A Julia package for multivariate statistics and data analysis (e.g. dimension reduction)
Other
375 stars 85 forks source link

Isotonic Regression question #206

Open FatemehTahavori opened 1 year ago

FatemehTahavori commented 1 year ago

Hi, I have generated a synthetic dataset in python and compared python implementation of Isotonic Regression (scikit-learn) vs julia (MultivariateStats.jl). The python script is : https://gist.github.com/FatemehTahavori/4885a1bb1a9fa2162d0044989d233e0a.js The Julia script is: https://gist.github.com/FatemehTahavori/158b0501545875861064192290516ed0.js Outputs do not seem to match using same dataset, I know there are different implementations of Isotonic Regression, I was wondering which implementation is used in MultivariateStats? and if this difference is because of that?

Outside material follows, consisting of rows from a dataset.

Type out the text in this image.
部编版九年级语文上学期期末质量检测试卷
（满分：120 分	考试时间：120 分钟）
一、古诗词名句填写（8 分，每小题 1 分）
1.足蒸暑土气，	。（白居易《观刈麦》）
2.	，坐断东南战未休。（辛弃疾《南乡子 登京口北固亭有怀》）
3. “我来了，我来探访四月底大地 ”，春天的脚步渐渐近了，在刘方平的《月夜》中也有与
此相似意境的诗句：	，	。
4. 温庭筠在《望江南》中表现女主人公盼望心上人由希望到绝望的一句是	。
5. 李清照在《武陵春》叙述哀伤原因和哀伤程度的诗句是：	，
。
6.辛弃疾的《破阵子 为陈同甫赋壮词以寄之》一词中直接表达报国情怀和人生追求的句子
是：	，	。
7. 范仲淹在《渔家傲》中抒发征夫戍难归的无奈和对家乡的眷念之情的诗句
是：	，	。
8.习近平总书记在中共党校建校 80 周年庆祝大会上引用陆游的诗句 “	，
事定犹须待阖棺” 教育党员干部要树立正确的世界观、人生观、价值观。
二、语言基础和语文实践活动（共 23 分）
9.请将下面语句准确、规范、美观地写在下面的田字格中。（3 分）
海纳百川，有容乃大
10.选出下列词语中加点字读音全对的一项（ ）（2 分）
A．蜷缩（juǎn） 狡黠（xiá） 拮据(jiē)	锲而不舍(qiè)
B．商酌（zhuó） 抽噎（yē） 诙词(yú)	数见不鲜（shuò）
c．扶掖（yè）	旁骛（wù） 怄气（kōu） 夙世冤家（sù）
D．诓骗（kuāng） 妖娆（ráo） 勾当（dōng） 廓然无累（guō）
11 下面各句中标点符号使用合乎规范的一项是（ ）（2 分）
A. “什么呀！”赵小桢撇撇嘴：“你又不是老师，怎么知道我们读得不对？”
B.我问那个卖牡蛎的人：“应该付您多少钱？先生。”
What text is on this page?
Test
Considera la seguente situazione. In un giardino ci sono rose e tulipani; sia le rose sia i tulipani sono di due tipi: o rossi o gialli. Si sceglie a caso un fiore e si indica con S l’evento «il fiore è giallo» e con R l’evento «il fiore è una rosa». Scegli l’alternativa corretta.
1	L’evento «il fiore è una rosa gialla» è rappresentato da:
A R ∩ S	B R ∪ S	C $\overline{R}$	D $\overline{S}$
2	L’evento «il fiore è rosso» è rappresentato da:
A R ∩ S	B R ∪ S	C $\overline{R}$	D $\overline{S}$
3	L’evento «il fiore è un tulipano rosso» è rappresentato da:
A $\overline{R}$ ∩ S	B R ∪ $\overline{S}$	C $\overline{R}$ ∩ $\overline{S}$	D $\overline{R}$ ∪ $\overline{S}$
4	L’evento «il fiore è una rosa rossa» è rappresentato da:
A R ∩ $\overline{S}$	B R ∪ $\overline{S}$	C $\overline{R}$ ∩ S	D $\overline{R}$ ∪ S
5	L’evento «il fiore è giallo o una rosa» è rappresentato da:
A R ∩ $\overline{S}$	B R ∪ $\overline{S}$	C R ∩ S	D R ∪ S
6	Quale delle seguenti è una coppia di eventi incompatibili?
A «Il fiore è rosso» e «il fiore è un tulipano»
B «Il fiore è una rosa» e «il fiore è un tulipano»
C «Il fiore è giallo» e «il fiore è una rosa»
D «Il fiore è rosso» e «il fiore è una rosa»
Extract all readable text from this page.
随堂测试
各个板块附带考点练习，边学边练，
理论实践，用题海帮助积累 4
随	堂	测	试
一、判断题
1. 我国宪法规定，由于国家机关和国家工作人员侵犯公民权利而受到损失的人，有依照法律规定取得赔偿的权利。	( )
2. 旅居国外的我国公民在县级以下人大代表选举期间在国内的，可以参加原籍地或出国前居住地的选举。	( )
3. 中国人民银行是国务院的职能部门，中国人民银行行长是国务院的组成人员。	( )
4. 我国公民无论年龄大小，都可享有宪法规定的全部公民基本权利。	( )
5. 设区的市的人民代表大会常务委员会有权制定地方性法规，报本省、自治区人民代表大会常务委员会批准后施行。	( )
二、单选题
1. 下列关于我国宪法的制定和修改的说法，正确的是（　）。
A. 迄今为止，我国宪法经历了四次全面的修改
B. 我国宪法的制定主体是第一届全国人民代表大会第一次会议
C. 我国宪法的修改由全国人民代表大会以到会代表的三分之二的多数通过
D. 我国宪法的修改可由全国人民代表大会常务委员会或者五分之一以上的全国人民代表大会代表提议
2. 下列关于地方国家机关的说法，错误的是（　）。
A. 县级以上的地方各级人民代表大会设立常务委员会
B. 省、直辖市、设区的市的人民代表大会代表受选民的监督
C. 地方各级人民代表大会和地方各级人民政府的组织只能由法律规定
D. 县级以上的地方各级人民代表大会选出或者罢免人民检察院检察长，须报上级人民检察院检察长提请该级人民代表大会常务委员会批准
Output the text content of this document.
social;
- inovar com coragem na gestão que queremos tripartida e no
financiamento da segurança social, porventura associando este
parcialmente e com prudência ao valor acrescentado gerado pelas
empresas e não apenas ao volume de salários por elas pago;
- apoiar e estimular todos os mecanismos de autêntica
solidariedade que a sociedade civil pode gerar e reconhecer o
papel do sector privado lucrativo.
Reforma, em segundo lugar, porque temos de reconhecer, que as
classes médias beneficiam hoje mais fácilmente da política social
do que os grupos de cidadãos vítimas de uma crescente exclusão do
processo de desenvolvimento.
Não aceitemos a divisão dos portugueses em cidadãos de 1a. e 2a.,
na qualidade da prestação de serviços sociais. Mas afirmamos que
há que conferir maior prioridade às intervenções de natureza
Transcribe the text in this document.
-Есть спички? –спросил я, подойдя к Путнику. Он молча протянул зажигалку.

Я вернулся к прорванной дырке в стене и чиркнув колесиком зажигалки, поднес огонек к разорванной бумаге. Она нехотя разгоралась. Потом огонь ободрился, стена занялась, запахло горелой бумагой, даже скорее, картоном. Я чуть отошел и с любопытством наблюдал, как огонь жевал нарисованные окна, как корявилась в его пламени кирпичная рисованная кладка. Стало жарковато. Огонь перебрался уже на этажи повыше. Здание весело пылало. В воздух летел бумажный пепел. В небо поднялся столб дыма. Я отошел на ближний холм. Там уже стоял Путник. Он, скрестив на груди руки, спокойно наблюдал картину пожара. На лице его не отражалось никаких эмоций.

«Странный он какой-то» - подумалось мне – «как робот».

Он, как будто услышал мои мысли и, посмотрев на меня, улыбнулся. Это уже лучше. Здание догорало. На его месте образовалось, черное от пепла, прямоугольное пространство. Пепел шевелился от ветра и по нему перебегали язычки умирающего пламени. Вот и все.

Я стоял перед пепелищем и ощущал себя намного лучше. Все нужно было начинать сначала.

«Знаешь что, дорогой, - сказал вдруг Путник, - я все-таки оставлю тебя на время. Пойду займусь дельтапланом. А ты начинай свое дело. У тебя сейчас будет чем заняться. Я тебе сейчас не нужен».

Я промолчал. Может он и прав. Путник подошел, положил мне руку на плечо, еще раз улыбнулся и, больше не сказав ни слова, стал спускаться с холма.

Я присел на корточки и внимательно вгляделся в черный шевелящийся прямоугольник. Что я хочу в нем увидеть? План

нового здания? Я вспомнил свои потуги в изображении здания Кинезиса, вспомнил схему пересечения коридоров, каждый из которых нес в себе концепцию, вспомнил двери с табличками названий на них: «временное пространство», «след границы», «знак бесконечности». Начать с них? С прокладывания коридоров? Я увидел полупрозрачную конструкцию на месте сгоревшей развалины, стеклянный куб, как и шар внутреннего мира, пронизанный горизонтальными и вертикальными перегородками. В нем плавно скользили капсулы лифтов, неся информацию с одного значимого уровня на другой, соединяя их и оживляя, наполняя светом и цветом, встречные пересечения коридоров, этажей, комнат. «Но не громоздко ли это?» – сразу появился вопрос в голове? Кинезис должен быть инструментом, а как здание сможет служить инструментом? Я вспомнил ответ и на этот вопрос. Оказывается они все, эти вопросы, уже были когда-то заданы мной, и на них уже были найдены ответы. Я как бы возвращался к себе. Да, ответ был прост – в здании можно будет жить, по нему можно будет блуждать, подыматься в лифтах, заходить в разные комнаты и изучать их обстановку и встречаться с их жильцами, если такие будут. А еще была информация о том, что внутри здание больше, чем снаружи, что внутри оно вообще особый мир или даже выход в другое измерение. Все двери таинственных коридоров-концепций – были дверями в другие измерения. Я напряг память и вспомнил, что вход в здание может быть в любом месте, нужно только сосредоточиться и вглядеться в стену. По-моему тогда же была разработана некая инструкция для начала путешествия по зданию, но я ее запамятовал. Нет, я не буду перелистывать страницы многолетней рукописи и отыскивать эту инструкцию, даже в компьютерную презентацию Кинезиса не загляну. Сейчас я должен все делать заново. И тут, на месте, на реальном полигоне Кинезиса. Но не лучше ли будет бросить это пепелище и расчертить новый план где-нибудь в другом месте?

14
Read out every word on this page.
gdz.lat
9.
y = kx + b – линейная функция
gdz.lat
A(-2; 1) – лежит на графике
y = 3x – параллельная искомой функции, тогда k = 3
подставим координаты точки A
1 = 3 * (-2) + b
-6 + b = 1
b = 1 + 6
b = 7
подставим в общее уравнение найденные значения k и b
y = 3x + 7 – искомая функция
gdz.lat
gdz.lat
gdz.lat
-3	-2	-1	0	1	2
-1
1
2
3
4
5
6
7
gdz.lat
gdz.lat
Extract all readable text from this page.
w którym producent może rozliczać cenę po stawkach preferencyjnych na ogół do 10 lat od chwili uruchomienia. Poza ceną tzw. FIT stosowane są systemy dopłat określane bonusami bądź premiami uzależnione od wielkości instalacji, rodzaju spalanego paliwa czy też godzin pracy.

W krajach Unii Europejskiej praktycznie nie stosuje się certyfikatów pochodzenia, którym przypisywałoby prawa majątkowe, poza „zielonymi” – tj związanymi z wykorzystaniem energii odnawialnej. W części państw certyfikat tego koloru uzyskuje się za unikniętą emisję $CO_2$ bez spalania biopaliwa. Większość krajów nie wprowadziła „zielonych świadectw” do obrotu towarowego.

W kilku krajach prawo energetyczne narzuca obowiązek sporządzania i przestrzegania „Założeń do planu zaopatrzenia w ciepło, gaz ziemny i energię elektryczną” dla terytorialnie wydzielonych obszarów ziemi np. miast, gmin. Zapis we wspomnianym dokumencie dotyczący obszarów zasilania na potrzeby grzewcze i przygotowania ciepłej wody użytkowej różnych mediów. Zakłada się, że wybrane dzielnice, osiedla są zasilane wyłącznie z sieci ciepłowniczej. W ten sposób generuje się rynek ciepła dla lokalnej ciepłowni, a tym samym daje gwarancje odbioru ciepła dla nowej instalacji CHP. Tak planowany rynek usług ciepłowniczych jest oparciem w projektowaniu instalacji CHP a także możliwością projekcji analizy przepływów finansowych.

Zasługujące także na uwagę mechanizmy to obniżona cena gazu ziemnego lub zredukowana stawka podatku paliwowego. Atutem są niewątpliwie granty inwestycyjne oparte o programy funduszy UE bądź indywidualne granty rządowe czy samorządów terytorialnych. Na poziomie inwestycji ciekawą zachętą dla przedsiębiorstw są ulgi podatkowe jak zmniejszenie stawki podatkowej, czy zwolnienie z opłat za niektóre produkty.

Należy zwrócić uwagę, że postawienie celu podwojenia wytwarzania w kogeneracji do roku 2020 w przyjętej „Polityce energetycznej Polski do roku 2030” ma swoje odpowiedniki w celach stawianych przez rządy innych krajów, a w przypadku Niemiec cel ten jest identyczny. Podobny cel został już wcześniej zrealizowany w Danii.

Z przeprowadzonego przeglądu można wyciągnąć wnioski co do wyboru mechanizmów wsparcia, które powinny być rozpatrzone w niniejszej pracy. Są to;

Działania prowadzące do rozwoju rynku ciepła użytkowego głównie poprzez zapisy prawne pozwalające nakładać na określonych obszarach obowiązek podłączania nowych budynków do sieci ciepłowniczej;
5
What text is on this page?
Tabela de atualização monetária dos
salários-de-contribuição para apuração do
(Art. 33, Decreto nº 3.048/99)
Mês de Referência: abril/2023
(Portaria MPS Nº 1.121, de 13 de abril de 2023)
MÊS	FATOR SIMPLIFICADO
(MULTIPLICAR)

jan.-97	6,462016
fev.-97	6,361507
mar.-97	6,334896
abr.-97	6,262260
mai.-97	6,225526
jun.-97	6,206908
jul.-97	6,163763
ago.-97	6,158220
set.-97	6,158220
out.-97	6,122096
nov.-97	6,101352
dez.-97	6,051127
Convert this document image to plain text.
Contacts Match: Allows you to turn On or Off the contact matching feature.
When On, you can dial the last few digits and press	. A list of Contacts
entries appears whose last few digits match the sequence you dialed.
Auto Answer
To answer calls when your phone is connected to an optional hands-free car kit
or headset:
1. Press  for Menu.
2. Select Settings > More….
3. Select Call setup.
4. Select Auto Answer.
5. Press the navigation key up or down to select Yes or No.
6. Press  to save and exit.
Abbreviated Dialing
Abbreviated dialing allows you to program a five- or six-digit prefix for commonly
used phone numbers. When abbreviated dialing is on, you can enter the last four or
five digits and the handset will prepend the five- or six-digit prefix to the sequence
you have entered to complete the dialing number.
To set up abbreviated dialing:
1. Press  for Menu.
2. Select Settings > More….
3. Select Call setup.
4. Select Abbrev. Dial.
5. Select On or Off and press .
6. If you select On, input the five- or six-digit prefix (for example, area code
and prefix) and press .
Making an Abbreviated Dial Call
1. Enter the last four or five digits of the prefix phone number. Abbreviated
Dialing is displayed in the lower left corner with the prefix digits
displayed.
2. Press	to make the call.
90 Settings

Thanks

wildart commented 1 year ago

I implemented PAV algorithm from Best, M.J., Chakravarti, N. Active set algorithms for isotonic regression; A unifying framework. Mathematical Programming 47, 425–439 (1990).

As I recall, sk-learn implementation outputs response values for every regressors, but Julia's implementation outputs a model - a piecewise linear function bounds with values.

The implementation may need a review as I implemented it differently and more efficiently second time.